Shivaji (Prabhas) is displaced, in a native-refugee riot in Sri Lanka, from his mother (Bhanu Priya) as a 12-year-old, thanks to the machinations of younger brother Akash, who hates him since he (Shivaji) is from his father’s first marriage. Shivaji is sold along with all the rest into slavery at the Vizag piers, to Baji Rao (Narendra Jha), a Devil-incarnate, and grows into a rugged young man with a stubble to show and a deep volcano that rumbles dangerously within.
A gut-churning incident involving a 8-year-old kid and his blind mother – quite movingly depicted – breaks all levees of Shivaji’s tolerance, and it’s a gore-fest as one man finally takes on Baji Rao’s entire mafia. Shivaji has to lose his best friend in the process, but he delivers like an avatar.
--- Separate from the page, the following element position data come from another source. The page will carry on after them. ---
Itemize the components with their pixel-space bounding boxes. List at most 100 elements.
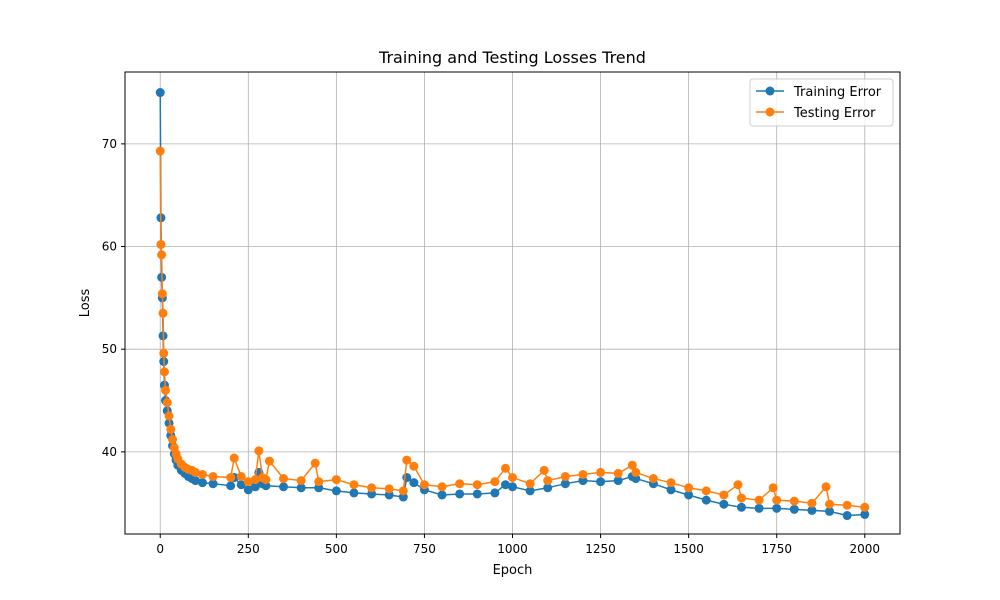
data-point: [310, 458, 320, 468]
data-point: [772, 503, 782, 513]
data-point: [500, 480, 510, 490]
data-point: [860, 509, 870, 519]
data-point: [807, 505, 817, 515]
data-point: [243, 477, 253, 487]
data-point: [789, 504, 799, 514]
data-point: [525, 479, 535, 489]
data-point: [578, 469, 588, 479]
data-point: [684, 483, 694, 493]
legend-label: Testing Error: [793, 106, 876, 121]
data-point: [825, 499, 835, 509]
data-point: [155, 146, 165, 156]
legend: Training Error Testing Error: [749, 78, 894, 127]
data-point: [229, 453, 239, 463]
data-point: [261, 475, 271, 485]
data-point: [398, 486, 408, 496]
ticks: 0 250 500 750 1000 1250 1500 1750 2000 40 50 60 70: [102, 137, 880, 556]
data-point: [578, 476, 588, 486]
chart-title: Training and Testing Losses Trend: [378, 48, 646, 67]
y-tick-label: 70: [102, 137, 117, 151]
data-point: [208, 479, 218, 489]
data-point: [613, 476, 623, 486]
data-point: [398, 492, 408, 502]
legend-label: Training Error: [793, 85, 882, 100]
data-point: [455, 489, 465, 499]
data-point: [254, 446, 264, 456]
data-point: [155, 88, 165, 98]
data-point: [613, 468, 623, 478]
x-tick-label: 1250: [585, 542, 616, 556]
data-point: [166, 424, 176, 434]
data-point: [508, 482, 517, 492]
data-point: [500, 463, 510, 473]
x-tick-label: 250: [237, 542, 260, 556]
data-point: [508, 473, 517, 483]
data-point: [437, 482, 447, 492]
x-tick-label: 750: [413, 542, 436, 556]
data-point: [821, 482, 831, 492]
data-point: [684, 490, 694, 500]
data-point: [736, 502, 746, 512]
y-axis-label: Loss: [78, 289, 93, 318]
data-point: [560, 479, 570, 489]
data-point: [596, 467, 606, 477]
data-point: [198, 469, 207, 479]
data-point: [701, 495, 711, 505]
x-tick-label: 1750: [761, 542, 792, 556]
data-point: [296, 476, 306, 486]
series-layer: [155, 88, 870, 521]
legend-marker: [765, 86, 775, 96]
data-point: [825, 506, 835, 516]
data-point: [631, 467, 641, 477]
data-point: [384, 484, 394, 494]
data-point: [243, 485, 253, 495]
data-point: [208, 472, 218, 482]
series-testing-error: [155, 146, 870, 512]
data-point: [331, 475, 341, 485]
data-point: [539, 465, 549, 475]
data-point: [157, 289, 167, 299]
data-point: [472, 480, 482, 490]
data-point: [314, 477, 324, 487]
y-tick-label: 60: [102, 240, 117, 254]
data-point: [168, 435, 178, 445]
data-point: [349, 488, 359, 498]
x-tick-label: 500: [325, 542, 348, 556]
data-point: [754, 503, 764, 513]
data-point: [159, 348, 169, 358]
data-point: [157, 250, 167, 260]
data-point: [631, 474, 641, 484]
data-point: [490, 477, 500, 487]
data-point: [807, 498, 817, 508]
data-point: [596, 477, 606, 487]
data-point: [768, 483, 778, 493]
data-point: [543, 483, 553, 493]
data-point: [261, 481, 271, 491]
data-point: [648, 474, 658, 484]
data-point: [236, 472, 246, 482]
x-axis-label: Epoch: [493, 563, 533, 578]
data-point: [367, 489, 377, 499]
data-point: [842, 500, 852, 510]
data-point: [666, 485, 676, 495]
data-point: [789, 496, 799, 506]
x-tick-label: 0: [156, 542, 164, 556]
data-point: [162, 398, 172, 408]
data-point: [264, 456, 274, 466]
data-point: [455, 479, 465, 489]
data-point: [159, 367, 169, 377]
data-point: [164, 411, 174, 421]
data-point: [490, 488, 500, 498]
y-tick-label: 40: [102, 445, 117, 459]
grid: [125, 72, 900, 534]
data-point: [331, 486, 341, 496]
data-point: [279, 482, 289, 492]
x-tick-label: 1500: [673, 542, 704, 556]
data-point: [349, 480, 359, 490]
data-point: [719, 499, 729, 509]
data-point: [627, 460, 637, 470]
data-point: [409, 461, 419, 471]
data-point: [666, 478, 676, 488]
data-point: [296, 483, 306, 493]
data-point: [226, 473, 236, 483]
And the evil finally meets its debris.
The first half has some revving screenplay, and while Prabhas is not as great at dialogue-delivery as would have really made you hoot and scream in the ecstasy of vendetta, you still break into goose-pimples and feel your blood gush. Sometimes, it doesn’t matter how someone’s saying things – it’s what he is saying. And the dialogue writers in this do not disappoint.
The second half has Chatrapati, as Prabhas is now crowned, take on Baji Rao’s brother from Bihar, Ras Bihari (Pradeep Rawat), who wants control of the quays back, and another very unusual foe – his long-lost brother Ashok, who makes up for in scheming what he lacks in everything else. Ashok’s childhood grudge against his step-brother isn’t helped by his rediscovery of the latter, and it’s some fairly innovative characterization for a Telugu film as Ashok uses Shivaji’s love for his mother as the primary input in his adroit plotting.
The film grips you all through its 2 hour 45 minute unraveling, especially in the first half, and is uncharacteristically intelligent for Tollywood mass fare. Prabhas looks the role every bit and is slowly evolving into his own, and this film will probably be a milestone in his career. Shriya is just an adornment, but Shafi, who plays Shivaji’s brother, is an interesting find. Bhanu Priya is expectedly good, as is Kota Srinivasa Rao.
The songs, by Keeravani, are mass material, but some of the sets are trendy. “A Vachchi B Pai Vale” is perhaps going to catch up. Venu Madhav does a ticklish spoof of Aparichitudu in some of the film’s lighter moments, and there is an item number by Aarti Agarwal.
Certainly worth a watch this weekend.